Dale, the Mayo employee who was sued in November 2021, was one of the few patients interviewed who knew that charity care was an option — but she didn’t learn about it from Mayo. She learned about it from her oncology patients.
She applied for financial assistance, but she says she never heard back. She got a part-time job at Kohl’s for $13 an hour so she could start paying off her debt. She was later sued, and, because she didn’t go to court, her wages will be garnished until the debt is paid.
“I felt betrayed because I worked for Mayo for three years,” Dale said. “It felt like a slap in the face.”
What should you do if you’re sued by your hospital for an unpaid bill?
Berneta Haynes, an attorney at the National Consumer Law Center, said that the first thing patients should do is reach out to legal aid for free legal representation. Legal aid is often based on income, but if you qualify for financial assistance at the hospital, you’ll likely qualify for legal aid.

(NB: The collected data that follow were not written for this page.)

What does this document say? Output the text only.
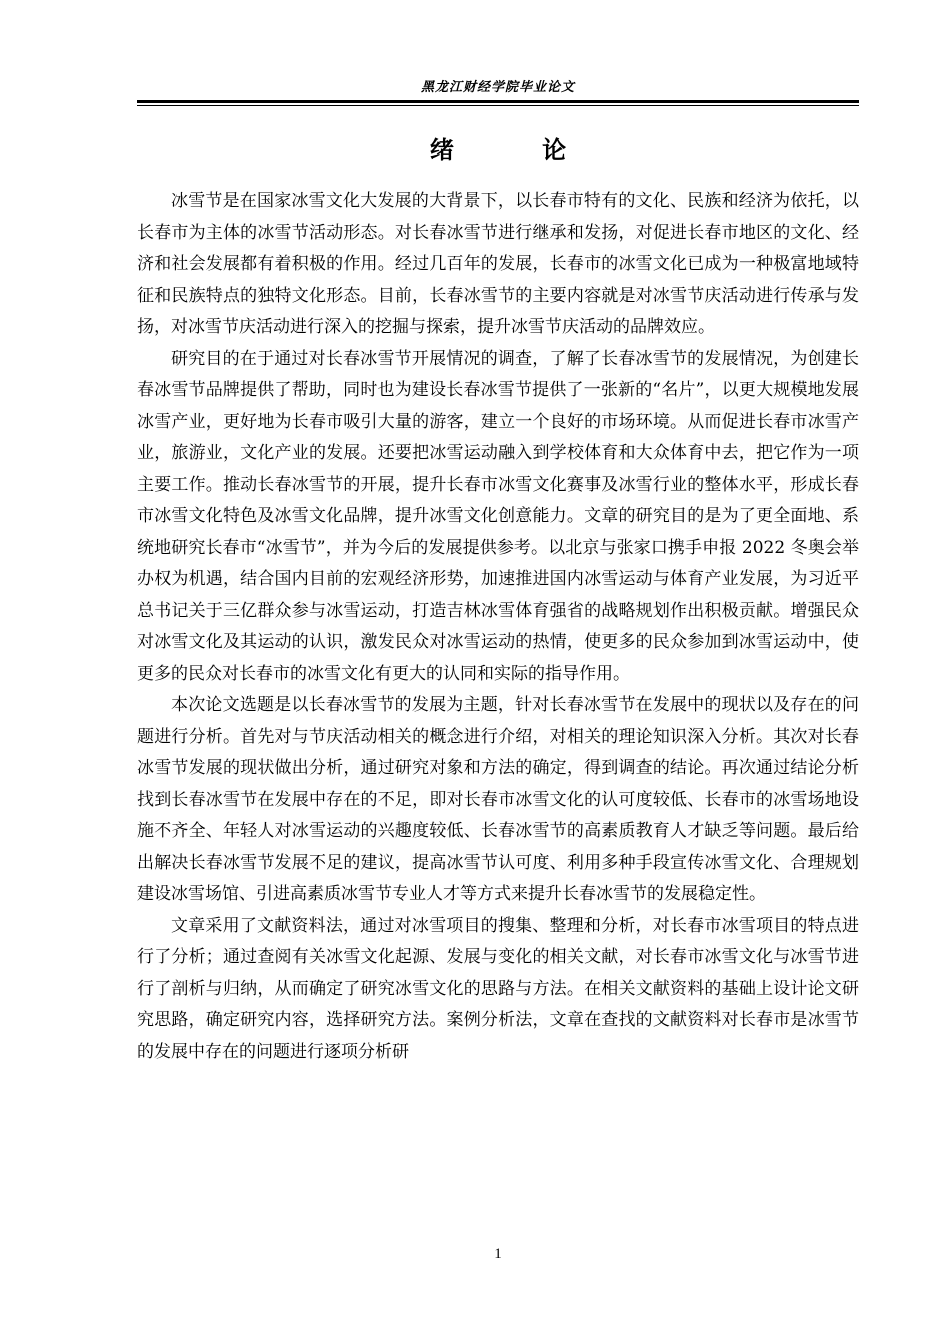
黑龙江财经学院毕业论文
绪 论

冰雪节是在国家冰雪文化大发展的大背景下，以长春市特有的文化、民族和经济为依托，以长春市为主体的冰雪节活动形态。对长春冰雪节进行继承和发扬，对促进长春市地区的文化、经济和社会发展都有着积极的作用。经过几百年的发展，长春市的冰雪文化已成为一种极富地域特征和民族特点的独特文化形态。目前，长春冰雪节的主要内容就是对冰雪节庆活动进行传承与发扬，对冰雪节庆活动进行深入的挖掘与探索，提升冰雪节庆活动的品牌效应。

研究目的在于通过对长春冰雪节开展情况的调查，了解了长春冰雪节的发展情况，为创建长春冰雪节品牌提供了帮助，同时也为建设长春冰雪节提供了一张新的“名片”，以更大规模地发展冰雪产业，更好地为长春市吸引大量的游客，建立一个良好的市场环境。从而促进长春市冰雪产业，旅游业，文化产业的发展。还要把冰雪运动融入到学校体育和大众体育中去，把它作为一项主要工作。推动长春冰雪节的开展，提升长春市冰雪文化赛事及冰雪行业的整体水平，形成长春市冰雪文化特色及冰雪文化品牌，提升冰雪文化创意能力。文章的研究目的是为了更全面地、系统地研究长春市“冰雪节”，并为今后的发展提供参考。以北京与张家口携手申报 2022 冬奥会举办权为机遇，结合国内目前的宏观经济形势，加速推进国内冰雪运动与体育产业发展，为习近平总书记关于三亿群众参与冰雪运动，打造吉林冰雪体育强省的战略规划作出积极贡献。增强民众对冰雪文化及其运动的认识，激发民众对冰雪运动的热情，使更多的民众参加到冰雪运动中，使更多的民众对长春市的冰雪文化有更大的认同和实际的指导作用。

本次论文选题是以长春冰雪节的发展为主题，针对长春冰雪节在发展中的现状以及存在的问题进行分析。首先对与节庆活动相关的概念进行介绍，对相关的理论知识深入分析。其次对长春冰雪节发展的现状做出分析，通过研究对象和方法的确定，得到调查的结论。再次通过结论分析找到长春冰雪节在发展中存在的不足，即对长春市冰雪文化的认可度较低、长春市的冰雪场地设施不齐全、年轻人对冰雪运动的兴趣度较低、长春冰雪节的高素质教育人才缺乏等问题。最后给出解决长春冰雪节发展不足的建议，提高冰雪节认可度、利用多种手段宣传冰雪文化、合理规划建设冰雪场馆、引进高素质冰雪节专业人才等方式来提升长春冰雪节的发展稳定性。

文章采用了文献资料法，通过对冰雪项目的搜集、整理和分析，对长春市冰雪项目的特点进行了分析；通过查阅有关冰雪文化起源、发展与变化的相关文献，对长春市冰雪文化与冰雪节进行了剖析与归纳，从而确定了研究冰雪文化的思路与方法。在相关文献资料的基础上设计论文研究思路，确定研究内容，选择研究方法。案例分析法，文章在查找的文献资料对长春市是冰雪节的发展中存在的问题进行逐项分析研

1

Next, Haynes said patients should reach out to a credit counselor who can advise you on what you can do to protect yourself financially. Lutheran Social Services of Minnesota, headquartered around the state, provides free financial counseling services, as do other nonprofits.
In regards to the court summons, Haynes said the best plan of attack is to go to court. It’s normal to feel overwhelmed and stressed after being sued, but Haynes said that if patients don’t go to court it will automatically result in a default judgment, which means the judge will order you to pay in full. If you go to court, you can argue for a settlement.
“Some patients feel that if they ignore it, it will go away,” Haynes said. “But my advice is to never ignore it.”